Attorney General Kamala Harris filed separate petitions to enforce investigative interrogatories against Fannie Mae (the Federal National Mortgage Association) and Freddie Mac (the Federal Home Loan Mortgage Corporation.)
“The mortgage and foreclosure crisis has had a devastating impact on the people of
California,” Harris says in her complaint against Freddie Mac. “From January, 2007, through June, 2011, 768,330 residential mortgages have been foreclosed upon in California. Foreclosures not only affect the families who lose their homes, but also the safety, health and welfare of the entire community.
“Foreclosed homes create numerous problems in California. For example, abandoned properties often become venues for a wide range of criminal activity, including prostitution and drug trafficking.
“Foreclosed homes also create health and safety issues such as fires caused by overgrown yards or neglected gas and electrical connections (often damaged by metal thieves). Such fires are particularly hazardous in high-density urban areas where fires can spread quickly to nearby buildings, and in communities that are vulnerable to wildfires. Vacant properties also create opportunities for infestation by rats and vermin and can become dumping grounds for construction debris and garbage.
“Studies by Fannie Mae and others demonstrate that the very presence of vacant homes in a neighborhood significantly affects the value of the remaining properties, reducing the value of other homes on the block by thousands of dollars each.

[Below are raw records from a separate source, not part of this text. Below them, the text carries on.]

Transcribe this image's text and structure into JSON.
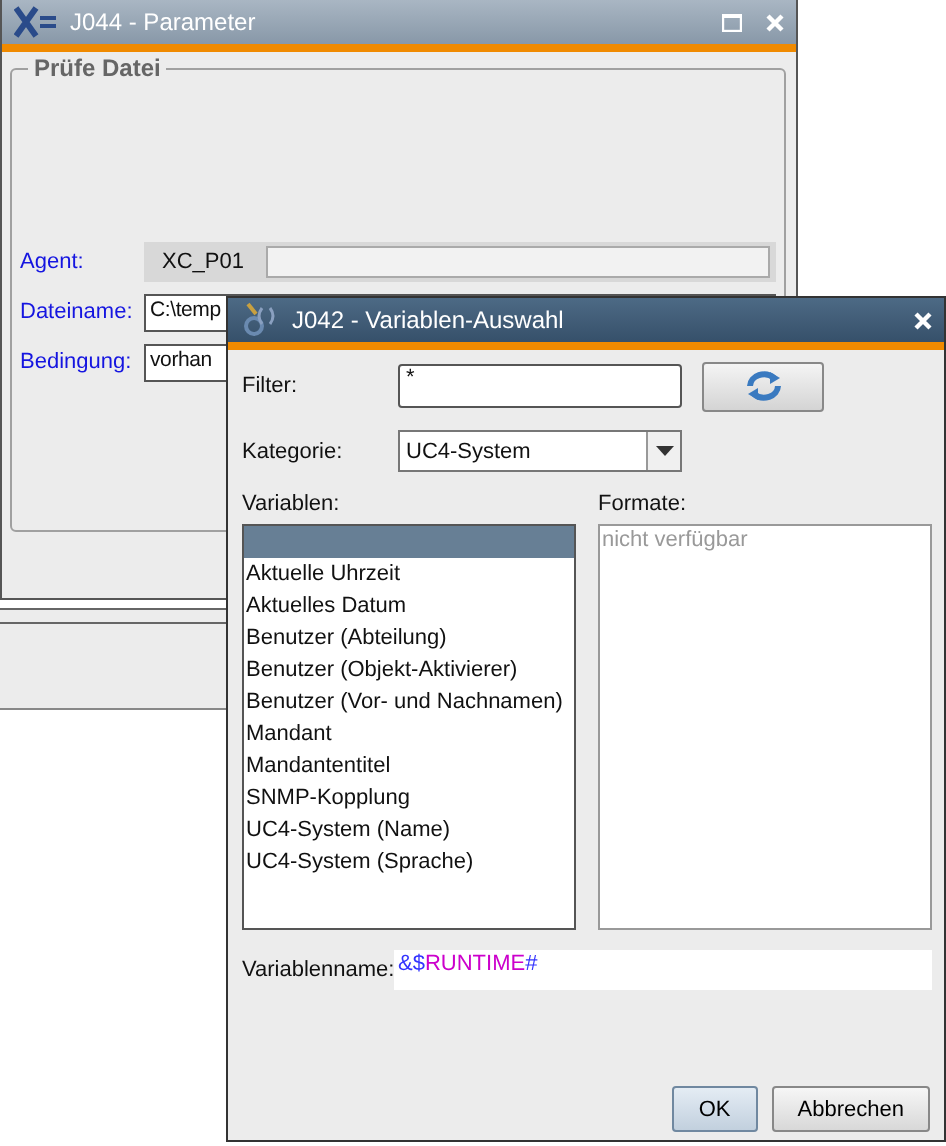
{
  "back_window": {
    "title": "J044 - Parameter",
    "group": {
      "title": "Prüfe Datei",
      "fields": [
        {
          "label": "Agent:",
          "value": "XC_P01",
          "kind": "readonly"
        },
        {
          "label": "Dateiname:",
          "value": "C:\\temp",
          "kind": "input"
        },
        {
          "label": "Bedingung:",
          "value": "vorhan",
          "kind": "input"
        }
      ]
    }
  },
  "dialog": {
    "title": "J042 - Variablen-Auswahl",
    "filter": {
      "label": "Filter:",
      "value": "*"
    },
    "category": {
      "label": "Kategorie:",
      "value": "UC4-System"
    },
    "variables": {
      "label": "Variablen:",
      "items": [
        {
          "selected": true
        },
        {
          "label": "Aktuelle Uhrzeit",
          "selected": false
        },
        {
          "label": "Aktuelles Datum",
          "selected": false
        },
        {
          "label": "Benutzer (Abteilung)",
          "selected": false
        },
        {
          "label": "Benutzer (Objekt-Aktivierer)",
          "selected": false
        },
        {
          "label": "Benutzer (Vor- und Nachnamen)",
          "selected": false
        },
        {
          "label": "Mandant",
          "selected": false
        },
        {
          "label": "Mandantentitel",
          "selected": false
        },
        {
          "label": "SNMP-Kopplung",
          "selected": false
        },
        {
          "label": "UC4-System (Name)",
          "selected": false
        },
        {
          "label": "UC4-System (Sprache)",
          "selected": false
        }
      ]
    },
    "formats": {
      "label": "Formate:",
      "placeholder": "nicht verfügbar"
    },
    "variable_name": {
      "label": "Variablenname:",
      "segments": [
        {
          "text": "&$",
          "color": "#3333ff"
        },
        {
          "text": "RUNTIME",
          "color": "#cc00cc"
        },
        {
          "text": "#",
          "color": "#3333ff"
        }
      ]
    },
    "buttons": [
      "OK",
      "Abbrechen"
    ]
  }
}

“Improper foreclosure practices can violate the rights of Californians, including those who serve in the armed forces, or who are members of racial, ethnic or religious minorities.

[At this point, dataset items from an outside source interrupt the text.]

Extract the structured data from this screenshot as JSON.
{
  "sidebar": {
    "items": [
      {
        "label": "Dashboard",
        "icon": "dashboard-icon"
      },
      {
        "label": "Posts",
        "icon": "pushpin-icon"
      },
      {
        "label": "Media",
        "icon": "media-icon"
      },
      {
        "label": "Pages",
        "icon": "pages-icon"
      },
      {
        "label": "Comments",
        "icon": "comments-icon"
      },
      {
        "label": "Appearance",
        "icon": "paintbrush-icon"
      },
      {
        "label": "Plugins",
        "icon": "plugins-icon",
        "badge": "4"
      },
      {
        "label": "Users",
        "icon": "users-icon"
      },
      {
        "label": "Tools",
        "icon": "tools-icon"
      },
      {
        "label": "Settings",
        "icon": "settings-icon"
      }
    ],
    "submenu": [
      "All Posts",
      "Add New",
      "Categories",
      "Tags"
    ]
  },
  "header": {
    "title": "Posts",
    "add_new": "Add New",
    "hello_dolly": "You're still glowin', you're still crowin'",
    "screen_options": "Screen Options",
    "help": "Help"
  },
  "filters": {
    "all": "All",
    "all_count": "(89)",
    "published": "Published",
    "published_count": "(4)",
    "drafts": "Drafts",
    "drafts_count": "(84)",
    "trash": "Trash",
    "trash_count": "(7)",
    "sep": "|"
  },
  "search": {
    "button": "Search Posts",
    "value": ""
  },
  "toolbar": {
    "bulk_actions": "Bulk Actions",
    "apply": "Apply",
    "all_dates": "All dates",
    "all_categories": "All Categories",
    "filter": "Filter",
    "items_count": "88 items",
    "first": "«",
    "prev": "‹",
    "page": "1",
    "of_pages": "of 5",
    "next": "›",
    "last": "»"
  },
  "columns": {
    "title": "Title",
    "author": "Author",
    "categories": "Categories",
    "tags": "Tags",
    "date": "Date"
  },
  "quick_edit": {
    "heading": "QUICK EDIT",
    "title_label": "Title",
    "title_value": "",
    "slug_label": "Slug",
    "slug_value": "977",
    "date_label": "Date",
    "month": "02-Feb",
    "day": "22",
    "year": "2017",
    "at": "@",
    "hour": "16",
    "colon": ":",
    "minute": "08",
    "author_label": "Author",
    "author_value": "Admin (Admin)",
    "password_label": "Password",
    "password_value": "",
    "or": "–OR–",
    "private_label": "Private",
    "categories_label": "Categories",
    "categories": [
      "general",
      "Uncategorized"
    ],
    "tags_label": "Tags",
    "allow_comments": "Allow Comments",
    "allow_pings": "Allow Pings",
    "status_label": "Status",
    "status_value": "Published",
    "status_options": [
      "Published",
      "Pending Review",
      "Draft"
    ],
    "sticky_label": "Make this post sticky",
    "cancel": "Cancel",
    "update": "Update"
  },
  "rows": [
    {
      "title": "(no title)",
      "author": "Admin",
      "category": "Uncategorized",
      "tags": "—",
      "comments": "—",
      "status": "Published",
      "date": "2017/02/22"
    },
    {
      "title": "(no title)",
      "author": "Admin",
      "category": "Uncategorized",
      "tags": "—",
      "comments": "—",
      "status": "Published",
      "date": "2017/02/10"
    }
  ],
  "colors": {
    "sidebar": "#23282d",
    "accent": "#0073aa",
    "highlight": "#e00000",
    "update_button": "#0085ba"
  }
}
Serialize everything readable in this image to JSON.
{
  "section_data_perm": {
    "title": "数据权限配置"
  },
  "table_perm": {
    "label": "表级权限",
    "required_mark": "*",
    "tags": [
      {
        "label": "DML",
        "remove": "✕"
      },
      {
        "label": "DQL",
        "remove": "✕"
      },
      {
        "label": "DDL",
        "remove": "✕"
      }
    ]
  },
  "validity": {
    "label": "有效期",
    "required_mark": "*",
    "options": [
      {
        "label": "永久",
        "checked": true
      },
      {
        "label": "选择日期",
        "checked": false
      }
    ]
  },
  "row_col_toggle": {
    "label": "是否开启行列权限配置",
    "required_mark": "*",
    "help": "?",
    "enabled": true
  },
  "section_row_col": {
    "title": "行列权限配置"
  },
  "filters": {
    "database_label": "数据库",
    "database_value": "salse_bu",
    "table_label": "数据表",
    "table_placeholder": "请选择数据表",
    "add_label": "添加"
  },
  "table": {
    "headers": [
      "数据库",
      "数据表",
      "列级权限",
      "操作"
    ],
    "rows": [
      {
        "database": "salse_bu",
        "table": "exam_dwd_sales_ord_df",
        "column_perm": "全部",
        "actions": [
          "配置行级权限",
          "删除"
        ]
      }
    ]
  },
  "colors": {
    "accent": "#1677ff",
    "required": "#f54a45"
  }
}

“In addition to owning thousands of foreclosed homes in California, Freddie Mac issued numerous securities marketed and underwritten by a wide range of parties – and purchased by Californians. Many of those securities are now virtually worthless, and there have been serious accusations of fraud in connection with them. Most recently, the Securities and Exchange Commission (SEC) charged former Freddie Mac senior executives with securities fraud and entered into a non-prosecution agreement with Freddie Mac pursuant to which Freddie Mac does not contest a Statement of Facts about its deceptive and misleading public statements.
“In light of its central role in the mortgage and foreclosure crisis, Freddie Mac has extensive information that is critical to the Attorney General’s investigation. The Attorney General therefore issued the Investigative Interrogatories to Freddie Mac. The Investigative Interrogatories ask questions that are critical to protecting the health, safety and welfare of California residents and enforcing California law of general applicability. Specifically, the Attorney General seeks information concerning:
“Criminal activity such as drug dealing and prostitution at foreclosed homes owned by Freddie Mac;
“Compliance of Freddie Mac’s loan servicers and property managers with civil rights laws and laws protecting members of our armed forces against unlawful eviction or
“Compliance with California securities laws;
“Compliance with California tax laws; and
“The presence of toxic materials, explosives, weapons or ammunition, overgrown brush or other fire hazards, mosquito-filled pools, or other threats to health and safety at Freddie Mac’s foreclosed properties in California.
“Despite the fact that the Attorney General has authority to issue the Investigative Interrogatories, Freddie Mac has failed and refused to provide any of the information requested by the Attorney General. The People therefore request an order compelling Freddie Mac to answer the Investigative Interrogatories.”
Both complaints were filed in Superior Court.